During the preseason, Jones flexed this command most clearly during two-minute drills. Control at the line of scrimmage seemed to give him comfort, confidence. No time to overthink. Just go.

Jones shredded all three opponents — Washington, the Eagles and Giants — with such drives.

Most coaching staffs are reluctant to drop rookie quarterbac­ks into empty formations, where they’re most vulnerable to pressure. Last month, Bears’ firstround­er Justin Fields famously got clocked by the Dolphins defense after failing to set the proper protection. And those were Miami backups.

Jones, though, is not most rookie quarterbac­ks. In barely four months, he’s beat out Cam Newton for the starting job, won over a veteran-laden locker room, earned Bill Belichick’s trust and grasped one of the NFL’s most complex offenses.

His secret? Solving one problem at a time.

“It’s a daily grind and a daily battle,” he said.

Specific to Sunday, Jones knows Miami will send linebacker­s, safeties and cornerback­s at him from a variety of alignments.
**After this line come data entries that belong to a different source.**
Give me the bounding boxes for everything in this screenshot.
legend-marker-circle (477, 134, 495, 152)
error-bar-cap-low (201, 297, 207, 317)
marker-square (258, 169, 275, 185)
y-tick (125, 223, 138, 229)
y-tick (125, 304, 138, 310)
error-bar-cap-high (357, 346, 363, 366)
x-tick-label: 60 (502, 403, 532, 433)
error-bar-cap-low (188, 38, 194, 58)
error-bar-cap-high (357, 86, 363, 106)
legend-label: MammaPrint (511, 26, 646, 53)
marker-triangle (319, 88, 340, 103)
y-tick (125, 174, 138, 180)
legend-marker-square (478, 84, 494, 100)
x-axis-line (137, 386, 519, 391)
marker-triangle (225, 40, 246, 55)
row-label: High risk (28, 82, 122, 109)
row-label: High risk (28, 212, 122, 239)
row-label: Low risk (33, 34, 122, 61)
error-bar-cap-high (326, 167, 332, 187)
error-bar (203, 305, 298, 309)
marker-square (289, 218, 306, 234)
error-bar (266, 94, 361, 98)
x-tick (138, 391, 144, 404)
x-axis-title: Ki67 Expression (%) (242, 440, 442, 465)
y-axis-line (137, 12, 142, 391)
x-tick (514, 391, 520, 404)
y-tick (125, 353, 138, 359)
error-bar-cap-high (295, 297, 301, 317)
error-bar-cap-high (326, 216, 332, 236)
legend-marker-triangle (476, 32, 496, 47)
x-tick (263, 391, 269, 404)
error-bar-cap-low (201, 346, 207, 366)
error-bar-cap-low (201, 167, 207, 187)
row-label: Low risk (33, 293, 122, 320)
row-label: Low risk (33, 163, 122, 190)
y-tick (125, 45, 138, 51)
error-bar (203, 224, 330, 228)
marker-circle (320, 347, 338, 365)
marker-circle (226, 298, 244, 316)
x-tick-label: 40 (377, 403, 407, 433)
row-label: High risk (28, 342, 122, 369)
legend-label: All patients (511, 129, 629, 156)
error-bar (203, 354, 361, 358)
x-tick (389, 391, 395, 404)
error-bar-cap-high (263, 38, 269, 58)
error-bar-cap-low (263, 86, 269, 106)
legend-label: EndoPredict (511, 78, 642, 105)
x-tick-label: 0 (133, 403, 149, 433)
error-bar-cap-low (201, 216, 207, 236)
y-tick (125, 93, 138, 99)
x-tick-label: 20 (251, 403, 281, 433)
The Dolphins blitzed on 41% of defensive snaps last year, second-most in the NFL. Bill Belichick doesn’t foresee them changing this weekend.

“I wouldn’t say that they have shown a lot of drastic changes in preseason. A few things that I’d say are a little bit different for them, but overall, it’s still pretty much what it is,” Belichick said Wednesday. “They have good corners, and they don’t mind pressuring the line of scrimmage and letting those guys do their thing.”

It reasons the Patriots will try to clear Jones’ pre-snap picture by throwing him in the no-huddle, which often prevents defenses from disguising and simplifies a quarterbac­k’s reads. The Pats are problem solvers, too.

“I’ve been taught what to do in those situations here,” Jones said of leading hurry-up drives, “and that’s something I’ve noticed is we do spend a lot of time on those type of things.”

In practices, Jones knows he can hit pause after mistakes; a neverendin­g effort to “close the gap on perfect,” as he called it Wednesday. The clock will stop for Jones on Sunday, but it will not rewind. The difference between a final exam and practice test.

“You have a picture of how it’s supposed to go in your head,” the rookie said, “but you want everything to be perfect, and it’s not always going to be perfect. Especially in the games.”

Jones has pictured starting in the NFL for a long time. As an overlooked high school recruit and college backup, he kept Tom Brady’s combine photo on his phone for years; one underdog quarterbac­k staring at the success of another, working and hoping to someday close the gap.

Having solved the problem of how to start at Alabama, then win a national title, then get drafted and start for the Patriots, the right to succeed Brady belongs to Jones.

His reward is now the hardest problem he’s ever encountere­d. He sounds ready.